Word quickly spreads from the city to the ancestral village sending the battalion of relatives into a tizzy. The death of the uncle during Ganpati would mean a period of mourning, which would play havoc with all festival plans and celebrations.
While this is the preoccupation of some nieces and nephews, others are worried about property matters left incomplete. But all agree they need to be in Mumbai, in support of the family.
Director Rajesh Mapuskar’s film Ventilator ‘boasts’ of over 100 actors. This can become painful when a chunk of them belong to this one family where every other adult or child is hyperventilating about something. One woman wants to fight for permission to build a toilet while her brother wants an account of all the mangoes taken from his orchard.

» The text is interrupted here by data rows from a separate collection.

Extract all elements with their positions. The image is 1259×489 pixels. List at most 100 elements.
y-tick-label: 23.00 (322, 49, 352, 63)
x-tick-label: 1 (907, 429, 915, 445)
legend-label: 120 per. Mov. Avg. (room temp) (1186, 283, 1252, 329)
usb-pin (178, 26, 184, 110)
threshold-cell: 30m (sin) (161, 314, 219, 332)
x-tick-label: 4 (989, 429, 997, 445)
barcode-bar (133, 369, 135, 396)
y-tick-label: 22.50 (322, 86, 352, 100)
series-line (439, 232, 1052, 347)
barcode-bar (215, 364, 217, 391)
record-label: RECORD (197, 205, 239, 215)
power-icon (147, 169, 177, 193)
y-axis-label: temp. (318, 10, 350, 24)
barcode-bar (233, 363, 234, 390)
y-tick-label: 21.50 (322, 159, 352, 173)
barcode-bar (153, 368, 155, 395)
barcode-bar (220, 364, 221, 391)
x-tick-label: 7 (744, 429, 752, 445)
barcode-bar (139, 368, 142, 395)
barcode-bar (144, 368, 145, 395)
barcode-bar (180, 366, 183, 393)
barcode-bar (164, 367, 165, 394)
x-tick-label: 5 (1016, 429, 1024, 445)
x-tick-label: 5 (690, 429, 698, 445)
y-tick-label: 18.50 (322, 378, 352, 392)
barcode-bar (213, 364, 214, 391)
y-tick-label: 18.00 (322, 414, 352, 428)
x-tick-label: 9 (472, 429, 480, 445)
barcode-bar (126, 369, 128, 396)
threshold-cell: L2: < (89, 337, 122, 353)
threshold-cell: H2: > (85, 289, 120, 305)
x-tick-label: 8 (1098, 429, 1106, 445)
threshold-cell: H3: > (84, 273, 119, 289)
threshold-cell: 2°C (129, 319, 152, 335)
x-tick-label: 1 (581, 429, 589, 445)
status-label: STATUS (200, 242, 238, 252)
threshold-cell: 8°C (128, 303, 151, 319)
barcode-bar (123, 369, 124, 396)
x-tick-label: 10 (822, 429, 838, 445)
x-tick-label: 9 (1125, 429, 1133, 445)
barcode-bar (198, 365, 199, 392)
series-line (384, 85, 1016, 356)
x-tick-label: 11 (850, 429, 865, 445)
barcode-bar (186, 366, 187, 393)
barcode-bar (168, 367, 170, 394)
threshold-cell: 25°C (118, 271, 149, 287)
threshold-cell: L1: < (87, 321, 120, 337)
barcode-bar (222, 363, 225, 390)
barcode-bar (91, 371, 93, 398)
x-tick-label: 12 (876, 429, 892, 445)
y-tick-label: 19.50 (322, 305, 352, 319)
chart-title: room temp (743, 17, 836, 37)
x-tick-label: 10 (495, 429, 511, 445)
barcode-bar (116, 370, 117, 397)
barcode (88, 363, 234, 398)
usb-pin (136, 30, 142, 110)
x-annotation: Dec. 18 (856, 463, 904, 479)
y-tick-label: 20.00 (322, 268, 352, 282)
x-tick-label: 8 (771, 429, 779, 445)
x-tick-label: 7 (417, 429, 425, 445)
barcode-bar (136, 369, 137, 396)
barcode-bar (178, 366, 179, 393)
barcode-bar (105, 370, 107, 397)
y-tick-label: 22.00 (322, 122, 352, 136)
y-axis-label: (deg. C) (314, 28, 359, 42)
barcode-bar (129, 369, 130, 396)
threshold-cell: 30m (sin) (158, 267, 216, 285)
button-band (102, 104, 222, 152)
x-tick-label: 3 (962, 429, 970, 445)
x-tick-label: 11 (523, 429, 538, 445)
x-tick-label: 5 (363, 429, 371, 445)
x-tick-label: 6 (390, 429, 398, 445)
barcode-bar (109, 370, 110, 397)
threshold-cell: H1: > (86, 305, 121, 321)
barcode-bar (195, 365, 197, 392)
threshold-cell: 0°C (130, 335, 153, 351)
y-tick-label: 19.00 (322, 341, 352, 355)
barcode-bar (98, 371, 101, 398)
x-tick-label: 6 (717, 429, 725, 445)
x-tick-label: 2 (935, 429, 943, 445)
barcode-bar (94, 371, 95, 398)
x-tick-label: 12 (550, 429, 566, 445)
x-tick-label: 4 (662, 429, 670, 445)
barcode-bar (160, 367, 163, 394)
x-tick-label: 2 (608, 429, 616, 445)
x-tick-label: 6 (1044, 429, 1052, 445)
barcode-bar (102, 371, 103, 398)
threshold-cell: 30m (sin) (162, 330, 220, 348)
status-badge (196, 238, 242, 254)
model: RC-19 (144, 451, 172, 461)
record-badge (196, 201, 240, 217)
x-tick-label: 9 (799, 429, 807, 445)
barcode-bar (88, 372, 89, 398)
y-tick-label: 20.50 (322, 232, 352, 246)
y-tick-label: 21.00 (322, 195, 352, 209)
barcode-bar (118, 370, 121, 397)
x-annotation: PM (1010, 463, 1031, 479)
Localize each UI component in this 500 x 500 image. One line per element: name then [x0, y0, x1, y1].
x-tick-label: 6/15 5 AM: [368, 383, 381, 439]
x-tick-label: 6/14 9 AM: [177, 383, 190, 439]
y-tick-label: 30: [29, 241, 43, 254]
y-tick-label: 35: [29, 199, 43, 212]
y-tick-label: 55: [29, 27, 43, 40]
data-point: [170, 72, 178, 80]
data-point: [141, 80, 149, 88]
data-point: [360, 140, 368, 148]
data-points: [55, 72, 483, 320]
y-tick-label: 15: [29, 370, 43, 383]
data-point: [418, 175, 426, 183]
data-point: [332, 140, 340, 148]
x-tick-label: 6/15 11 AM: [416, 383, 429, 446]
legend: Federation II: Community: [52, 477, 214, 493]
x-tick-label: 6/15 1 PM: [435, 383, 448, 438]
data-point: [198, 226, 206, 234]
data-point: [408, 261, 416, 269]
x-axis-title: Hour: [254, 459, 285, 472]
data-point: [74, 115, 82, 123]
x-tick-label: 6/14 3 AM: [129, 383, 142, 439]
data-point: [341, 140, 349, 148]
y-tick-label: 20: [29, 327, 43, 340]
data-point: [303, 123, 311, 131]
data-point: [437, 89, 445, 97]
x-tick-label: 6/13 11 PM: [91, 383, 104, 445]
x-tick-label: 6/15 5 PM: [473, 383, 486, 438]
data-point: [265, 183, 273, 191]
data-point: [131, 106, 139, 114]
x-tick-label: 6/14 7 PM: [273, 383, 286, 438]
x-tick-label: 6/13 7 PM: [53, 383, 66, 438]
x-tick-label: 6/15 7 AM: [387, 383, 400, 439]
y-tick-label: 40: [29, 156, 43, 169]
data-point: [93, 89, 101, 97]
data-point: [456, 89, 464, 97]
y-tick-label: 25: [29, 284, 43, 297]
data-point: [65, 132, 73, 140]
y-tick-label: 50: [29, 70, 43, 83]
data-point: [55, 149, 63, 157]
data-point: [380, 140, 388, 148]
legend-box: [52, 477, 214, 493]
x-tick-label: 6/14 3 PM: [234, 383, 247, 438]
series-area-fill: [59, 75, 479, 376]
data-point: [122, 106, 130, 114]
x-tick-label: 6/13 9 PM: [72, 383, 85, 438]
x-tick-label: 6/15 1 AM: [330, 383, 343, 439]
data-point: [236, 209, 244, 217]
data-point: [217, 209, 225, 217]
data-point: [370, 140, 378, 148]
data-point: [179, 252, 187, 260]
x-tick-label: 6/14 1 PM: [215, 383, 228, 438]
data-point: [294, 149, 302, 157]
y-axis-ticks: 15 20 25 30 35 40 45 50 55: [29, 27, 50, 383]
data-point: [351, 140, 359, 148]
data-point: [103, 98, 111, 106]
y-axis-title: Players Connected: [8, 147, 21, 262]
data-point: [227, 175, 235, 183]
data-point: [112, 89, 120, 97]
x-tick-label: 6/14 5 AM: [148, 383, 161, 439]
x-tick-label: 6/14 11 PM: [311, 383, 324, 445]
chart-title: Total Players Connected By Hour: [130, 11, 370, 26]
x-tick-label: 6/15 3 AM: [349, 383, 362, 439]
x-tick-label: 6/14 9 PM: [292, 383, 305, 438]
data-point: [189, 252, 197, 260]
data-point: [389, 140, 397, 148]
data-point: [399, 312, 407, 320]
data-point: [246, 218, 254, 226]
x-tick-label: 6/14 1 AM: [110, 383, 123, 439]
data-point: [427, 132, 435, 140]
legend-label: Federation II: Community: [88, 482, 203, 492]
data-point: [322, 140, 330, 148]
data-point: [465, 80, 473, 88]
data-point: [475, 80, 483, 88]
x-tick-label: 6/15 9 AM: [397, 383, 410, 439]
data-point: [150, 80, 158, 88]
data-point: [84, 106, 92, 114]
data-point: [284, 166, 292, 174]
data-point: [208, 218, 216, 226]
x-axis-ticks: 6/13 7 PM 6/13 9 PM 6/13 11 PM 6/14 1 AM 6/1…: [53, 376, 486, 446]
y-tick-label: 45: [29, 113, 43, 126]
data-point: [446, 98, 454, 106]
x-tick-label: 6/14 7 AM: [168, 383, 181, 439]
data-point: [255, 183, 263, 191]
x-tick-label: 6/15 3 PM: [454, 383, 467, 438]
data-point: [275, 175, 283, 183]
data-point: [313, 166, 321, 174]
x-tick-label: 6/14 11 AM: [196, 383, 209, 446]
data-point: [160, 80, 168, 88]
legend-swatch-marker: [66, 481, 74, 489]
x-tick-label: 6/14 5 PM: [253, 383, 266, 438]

The son of the ailing man is preoccupied with his work for the local politician and the need to impress his boss with an opulently decorated Ganpati. And another nephew is playing out his own angst with his aging father. There’s also a token NRI daughter and her family with an American husband who spouts the lines that are intended to put the sentiment into perspective: that an Indian family sticks together despite differences.

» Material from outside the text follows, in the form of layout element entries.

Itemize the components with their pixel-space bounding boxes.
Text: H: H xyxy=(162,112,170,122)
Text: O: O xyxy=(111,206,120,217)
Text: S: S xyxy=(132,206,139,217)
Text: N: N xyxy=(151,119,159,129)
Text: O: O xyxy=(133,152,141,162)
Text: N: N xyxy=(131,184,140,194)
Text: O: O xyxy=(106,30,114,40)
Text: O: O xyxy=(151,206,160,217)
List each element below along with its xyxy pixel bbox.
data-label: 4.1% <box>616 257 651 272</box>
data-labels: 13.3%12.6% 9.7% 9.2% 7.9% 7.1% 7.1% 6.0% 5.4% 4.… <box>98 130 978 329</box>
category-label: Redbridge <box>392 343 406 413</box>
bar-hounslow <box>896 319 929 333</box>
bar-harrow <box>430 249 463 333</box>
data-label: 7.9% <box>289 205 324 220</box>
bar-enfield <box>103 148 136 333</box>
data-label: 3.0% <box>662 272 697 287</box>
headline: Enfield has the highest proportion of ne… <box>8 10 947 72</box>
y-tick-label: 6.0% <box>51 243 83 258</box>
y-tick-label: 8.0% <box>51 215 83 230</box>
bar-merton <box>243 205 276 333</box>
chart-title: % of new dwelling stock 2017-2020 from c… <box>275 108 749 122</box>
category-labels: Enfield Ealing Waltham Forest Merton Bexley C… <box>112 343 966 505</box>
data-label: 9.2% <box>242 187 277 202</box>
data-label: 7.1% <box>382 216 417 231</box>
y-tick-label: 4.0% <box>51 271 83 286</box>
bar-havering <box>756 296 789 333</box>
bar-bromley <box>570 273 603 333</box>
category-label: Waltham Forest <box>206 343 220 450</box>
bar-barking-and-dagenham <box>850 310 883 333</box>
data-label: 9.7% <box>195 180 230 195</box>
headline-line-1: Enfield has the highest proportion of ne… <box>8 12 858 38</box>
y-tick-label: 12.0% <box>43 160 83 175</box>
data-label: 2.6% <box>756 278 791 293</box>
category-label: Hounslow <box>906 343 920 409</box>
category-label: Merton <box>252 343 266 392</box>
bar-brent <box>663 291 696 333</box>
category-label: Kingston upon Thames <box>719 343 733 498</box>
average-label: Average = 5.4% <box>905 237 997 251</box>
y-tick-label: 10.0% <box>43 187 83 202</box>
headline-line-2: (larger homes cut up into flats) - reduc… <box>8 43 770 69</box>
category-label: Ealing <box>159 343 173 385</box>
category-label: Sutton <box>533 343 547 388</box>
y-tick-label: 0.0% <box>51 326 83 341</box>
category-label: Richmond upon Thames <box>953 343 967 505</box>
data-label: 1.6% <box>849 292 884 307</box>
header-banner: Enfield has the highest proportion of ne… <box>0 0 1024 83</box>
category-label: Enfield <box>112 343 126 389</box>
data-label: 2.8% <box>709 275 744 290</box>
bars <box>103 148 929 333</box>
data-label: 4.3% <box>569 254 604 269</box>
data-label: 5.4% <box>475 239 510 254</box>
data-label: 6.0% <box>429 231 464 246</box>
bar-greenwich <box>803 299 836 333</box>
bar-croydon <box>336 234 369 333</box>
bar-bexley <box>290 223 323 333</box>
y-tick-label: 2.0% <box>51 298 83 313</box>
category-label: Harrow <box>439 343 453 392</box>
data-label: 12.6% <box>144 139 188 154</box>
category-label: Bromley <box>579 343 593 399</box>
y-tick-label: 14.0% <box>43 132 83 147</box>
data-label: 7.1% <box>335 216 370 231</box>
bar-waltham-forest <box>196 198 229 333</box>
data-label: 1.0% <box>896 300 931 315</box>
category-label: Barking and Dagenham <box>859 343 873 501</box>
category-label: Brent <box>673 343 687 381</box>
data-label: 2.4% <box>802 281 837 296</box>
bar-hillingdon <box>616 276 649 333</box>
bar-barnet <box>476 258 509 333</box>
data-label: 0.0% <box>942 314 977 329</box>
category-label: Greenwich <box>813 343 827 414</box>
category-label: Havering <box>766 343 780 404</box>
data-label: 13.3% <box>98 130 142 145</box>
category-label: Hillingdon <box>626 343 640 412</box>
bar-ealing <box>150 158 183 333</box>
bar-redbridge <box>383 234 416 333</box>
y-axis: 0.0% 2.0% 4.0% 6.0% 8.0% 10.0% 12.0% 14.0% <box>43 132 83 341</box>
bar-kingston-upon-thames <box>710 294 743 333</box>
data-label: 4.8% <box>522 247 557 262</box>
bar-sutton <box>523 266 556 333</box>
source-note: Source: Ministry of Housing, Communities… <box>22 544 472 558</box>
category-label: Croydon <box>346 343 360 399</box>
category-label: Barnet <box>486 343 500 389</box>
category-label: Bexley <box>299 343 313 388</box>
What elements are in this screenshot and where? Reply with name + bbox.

The major part of the narrative stays close to the comical angle, with the last 45 minutes towards the melodramatic, as all dangling ends are tied. Without giving away much, suffice to say that the last stage of life might be seen out on a ventilator but life sometimes begins on one too – as premature babies are protected in incubators.
A long speech delivered by the wise patriarch as he stares at an incubator is too obviously designed to evoke tears. Why not stick to the irreverent tone that made Ventilator a pleasant watch till past half time?
You are willing to overlook the overacting when characters come up with quotable quotes such as a cousin asking her sister-in-law how she can wear sleeveless in hospital, to the politician, who wants the ailing man be moved across the road, being told he cannot be taken off the ventilator at all.
Ashutosh Gowariker, who returns to acting after a hiatus, plays (what else) a famous film maker, while producer Priyanka Chopra has a cameo as herself (as a Bollywood star). Boman Irani chips in as the doctor. The ensemble cast also features Sukanya Kulkarni, Jitendra Joshi and Sulabha Arya. The presence of so many characters leads to a repetitiveness and a dilution of emotion as you are required to invest in too many subplots and family issues.
A more sure-footed work by Mapuskar, who earlier helmed the Hindi feature Ferrari Ki Sawaari, but connects more closely with a Marathi joint family and their quirks (holding on to the undeniable influence of his mentor Rajkumar Hirani). In spite of the textbook life lessons and triple-underlined message, Ventilator is a refreshing watch with some fine performances.